Bisher wurden nur eine Studie mit Ergebnissen zur elektronischen Vagusnervstimulation als Behandlung von Long COVID veröffentlicht. Die US-amerikanische Studie untersuchte 12 Personen, die eine überwachte, zu Hause selbst angewendete transkutane aurikuläre Vagusnervstimulation (taVNS, Stimulation durch die Haut (transkutan) über das Ohr (aurikulär)) zur Behandlung von Long COVID-Symptomen durchführten. Sechs Teilnehmende erhielten nach dem Zufallsprinzip eine aktive taVNS, während die übrigen eine Scheinbehandlung erhielten (siehe Infobox). Die Behandlung schien sicher zu sein, die Wirksamkeit konnte jedoch aufgrund der geringen Zahl der Teilnehmenden nicht bestimmt werden.

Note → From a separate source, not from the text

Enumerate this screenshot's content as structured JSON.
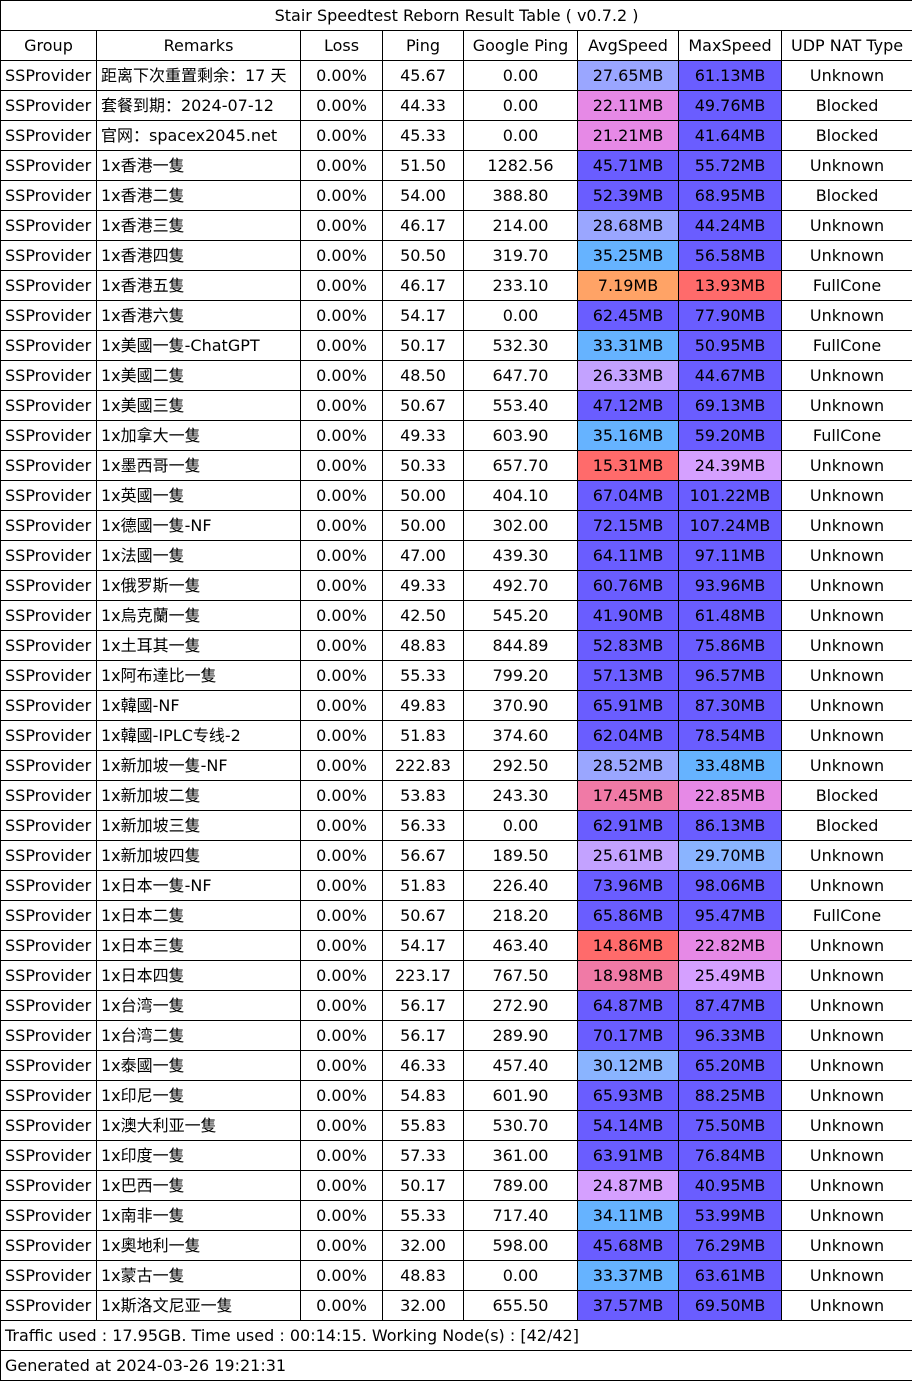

Die Autoren berichteten über einen kleinen Trend, der darauf hindeutet, dass die Behandlung von Nutzen gewesen sein könnte.

Einige kleinere Studien (Laura Uehara et al., Carlos Tornero et al., Claire-Marie Rangon et al.) haben die Vagusnervstimulation bei akuter COVID-19 untersucht. Die Studien haben gezeigt, dass die Behandlung sicher ist und einen gewissen Nutzen für den kurzfristigen Ausgang der akuten Infektion verspricht.

 

Was sind mögliche Risiken für Long COVID Betroffene?

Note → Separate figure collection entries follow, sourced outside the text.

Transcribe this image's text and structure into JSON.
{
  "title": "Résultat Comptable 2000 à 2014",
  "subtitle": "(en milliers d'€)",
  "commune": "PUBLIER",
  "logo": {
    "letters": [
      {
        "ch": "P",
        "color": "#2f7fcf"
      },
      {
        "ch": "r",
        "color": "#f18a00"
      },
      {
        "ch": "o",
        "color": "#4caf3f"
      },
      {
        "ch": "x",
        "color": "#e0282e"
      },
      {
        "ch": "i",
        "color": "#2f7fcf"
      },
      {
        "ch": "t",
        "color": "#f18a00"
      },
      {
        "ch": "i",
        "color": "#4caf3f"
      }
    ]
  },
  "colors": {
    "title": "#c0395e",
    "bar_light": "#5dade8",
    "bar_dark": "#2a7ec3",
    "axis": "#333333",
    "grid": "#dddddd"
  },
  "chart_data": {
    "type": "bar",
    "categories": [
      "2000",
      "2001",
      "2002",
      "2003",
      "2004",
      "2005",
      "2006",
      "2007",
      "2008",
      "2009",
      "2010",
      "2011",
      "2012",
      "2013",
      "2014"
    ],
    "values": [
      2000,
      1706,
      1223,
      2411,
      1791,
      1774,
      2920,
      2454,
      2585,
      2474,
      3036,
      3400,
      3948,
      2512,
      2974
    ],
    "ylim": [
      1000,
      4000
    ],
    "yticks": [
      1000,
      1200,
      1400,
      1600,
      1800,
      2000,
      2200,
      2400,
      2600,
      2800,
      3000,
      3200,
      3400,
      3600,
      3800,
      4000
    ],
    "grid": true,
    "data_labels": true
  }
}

Das Ansprechen auf Massnahmen wie die Stimulation des Vagusnervs kann von Person zu Person sehr unterschiedlich sein. Long COVID Betroffene können ein unterschiedliches Symptomprofil aufweisen, und was bei der einen Person wirkt, muss nicht unbedingt auch bei anderen funktionieren.

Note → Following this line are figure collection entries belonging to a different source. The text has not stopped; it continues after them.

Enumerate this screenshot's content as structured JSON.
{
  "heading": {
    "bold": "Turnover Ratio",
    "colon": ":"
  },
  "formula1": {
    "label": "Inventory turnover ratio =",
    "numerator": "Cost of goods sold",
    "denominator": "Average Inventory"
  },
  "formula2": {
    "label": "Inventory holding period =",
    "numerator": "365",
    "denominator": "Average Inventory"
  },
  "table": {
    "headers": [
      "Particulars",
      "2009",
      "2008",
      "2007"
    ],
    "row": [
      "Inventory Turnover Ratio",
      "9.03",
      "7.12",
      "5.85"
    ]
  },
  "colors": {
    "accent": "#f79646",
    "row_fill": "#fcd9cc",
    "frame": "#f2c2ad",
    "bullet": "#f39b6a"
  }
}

Dennoch deuten die derzeitigen Erkenntnisse darauf hin, dass die Behandlung sicher ist, auch wenn ihre Wirksamkeit noch nicht nachgewiesen ist. Es ist wichtig, dass Sie mögliche Nebenwirkungen, die auf Ihrem individuellen Gesundheitszustand beruhen, mit medizinischem Fachpersonal besprechen.

Da Long COVID Betroffene besonders empfindlich auf stimulierende Behandlungen reagieren können, ist es wichtig, mit einer sehr niedrigen Dosis zu beginnen. Anbieter von TENS-Geräten empfehlen häufig 30-60 Minuten pro Tag. Diese Empfehlungen sind NICHT direkt auf Long COVID Betroffene übertragbar! Wenn Sie die Vagusnervstimulation ausprobieren möchten, besprechen Sie bitte mit einem Arzt, welche Intensität und Dauer für Sie geeignet sein könnte. Um die Sicherheit zu erhöhen, ist es besser, mit einer sehr niedrigen Intensität und Dauer zu beginnen. Wenn Sie keine negativen Nebenwirkungen verspüren, können Sie die Intensität oder Dauer langsam erhöhen.